PeopleBooks join (name it whatever seems best)


You will need to create a new join record in PeopleBooks (PB) for every unique connection between a Person and a Book. It will have the PersonID, the BookID, and other data such as a creation date that pertains to this unique connection. It will not contain data about either the person or the book, which properly belongs in their parent table.

A portal will exist on the Person layout, based on the relationship to the PB join table. Another similar will exist on the Book layout to the PB join table. So, when on a person, you can see their books, when on a book you can see its people.

In each of these portals the names of the person or book will appear by going 'through' the join table back to an instance of the parent table,* so you can see the name of the person or book in the portal, though it is still in the parent table.

Notes is a special kind of table. It's like a line items table, child table, but one with optionally 2 parents. You can have a note about a person, not particularly tied to a specific book, a note about a book, not particularly tied to a specific person, or a note about a book and a specific person. Or, you may simply want to see all the notes for a book, regardless of whether they have a specific person or not, or visa versa.

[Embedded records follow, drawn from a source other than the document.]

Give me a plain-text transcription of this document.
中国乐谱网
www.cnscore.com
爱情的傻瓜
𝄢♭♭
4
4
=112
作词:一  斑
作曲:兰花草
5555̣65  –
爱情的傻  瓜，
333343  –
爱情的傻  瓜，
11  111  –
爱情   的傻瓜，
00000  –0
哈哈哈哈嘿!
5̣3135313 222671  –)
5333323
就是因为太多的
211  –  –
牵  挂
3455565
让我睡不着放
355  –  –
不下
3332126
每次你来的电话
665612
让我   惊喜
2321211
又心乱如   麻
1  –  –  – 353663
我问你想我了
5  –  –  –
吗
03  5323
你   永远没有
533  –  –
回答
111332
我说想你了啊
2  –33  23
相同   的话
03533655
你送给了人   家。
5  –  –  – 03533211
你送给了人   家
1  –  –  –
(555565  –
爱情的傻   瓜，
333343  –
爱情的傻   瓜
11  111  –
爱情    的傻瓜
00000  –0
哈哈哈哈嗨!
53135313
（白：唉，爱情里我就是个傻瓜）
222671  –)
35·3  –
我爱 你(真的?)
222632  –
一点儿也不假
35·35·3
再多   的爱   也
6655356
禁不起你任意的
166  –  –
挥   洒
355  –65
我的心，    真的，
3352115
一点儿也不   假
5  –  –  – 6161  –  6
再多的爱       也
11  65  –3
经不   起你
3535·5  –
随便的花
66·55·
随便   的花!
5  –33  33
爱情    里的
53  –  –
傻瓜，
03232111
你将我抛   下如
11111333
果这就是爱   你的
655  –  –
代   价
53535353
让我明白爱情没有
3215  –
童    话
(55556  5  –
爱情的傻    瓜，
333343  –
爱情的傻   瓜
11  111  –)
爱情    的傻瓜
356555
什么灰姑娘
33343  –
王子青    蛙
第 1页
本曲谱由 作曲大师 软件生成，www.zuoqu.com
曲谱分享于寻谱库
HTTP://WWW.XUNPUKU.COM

This can all be handled by having two ID fields in the Notes table, a BookID and a PersonID. Which gets populated depends on where you create the note from (from Books, always gets the BookID), and whether you then choose a secondary ID. Or, a button in the join table's portal could create a new Note with both IDs (it would have both in the row's record); this could open a new window, go to and create a new Notes record; most convenient.

*I say "instance" because, in an anchor-buoy relationship graph structure, it would not be the main table occurrence of the parent table, not the table occurrence of the parent table's main layout. That is how I'd do it, but it may be more than you want to think about right now. Anchor-buoy helps when later you want to extend the database.